More significant, none of the injured knew that, if the suits were to go through, the aid money set aside by Congress would be frozen - on the elementary principle, says Burris, "that they can't collect twice."
"We believe that the $37 million will be offset by whatever each individual gets," adds Burris.
That may be true, observers say, but what of the time it would take for the legal dispute to be resolved? Interestingly, none of the people interviewed knew that it could take as much as 10 or 15 years to settle their case.

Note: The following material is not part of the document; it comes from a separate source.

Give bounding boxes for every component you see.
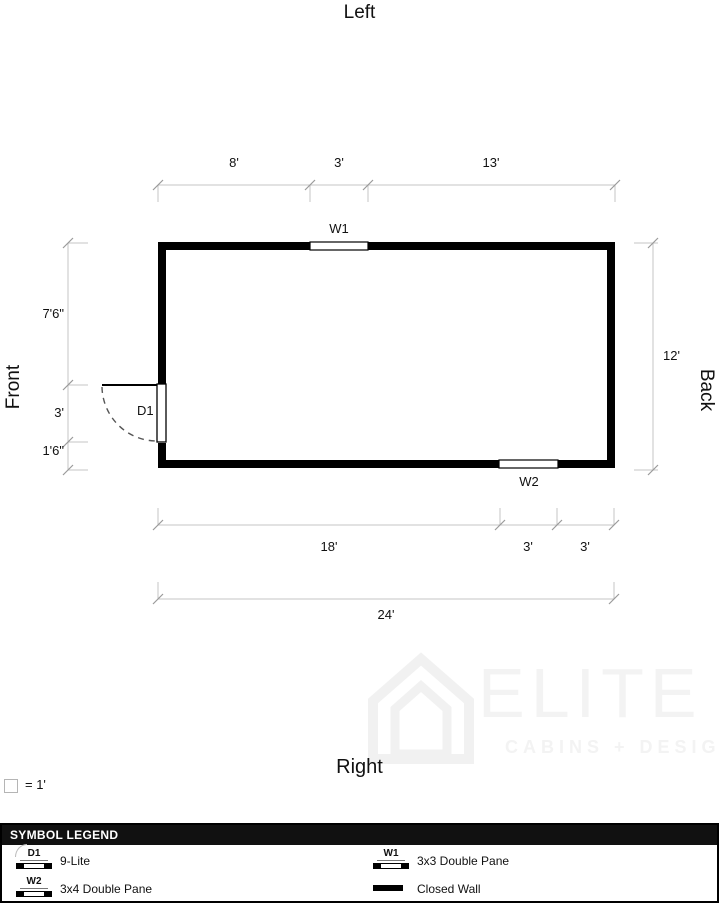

"We are not aware of that; we were told it would take two years," says Purity Kimathi, an accountant who was partially blinded in the explosion.
"These people don't need mountains of money 10 to 15 years down the road," says John Sparrow of the Federation of the Red Cross in Nairobi. "What they need is long-term assistance. Imagine what 10 to 15 years are in the life span of a child whose school fees are not being paid when they could have been [with money from the US Congress]."
'The way it's done in the States'
To that line of reasoning, Burris opposes this argument:
"In the face of 5,500 injured, $37 million is a drop in the bucket. This only proves that, when left to its own devices, the government will try to get away with as little as possible.
"It's our responsibility to push the envelope forward, to make a demand. That's the way it's done in the States.
"It's arrogant to say, 'You don't need an advocate, we will determine compensation for you.' If these were Americans or Europeans, they would not have been dismissed so easily."
Like Burris, Sterns believes the victims have an intrinsic right to compensation. Yet he admits that the precedent they may set might not be of the best sort: "Sure, too many lawyers, too many lawsuits, and the whole system collapses. We don't have an answer to that."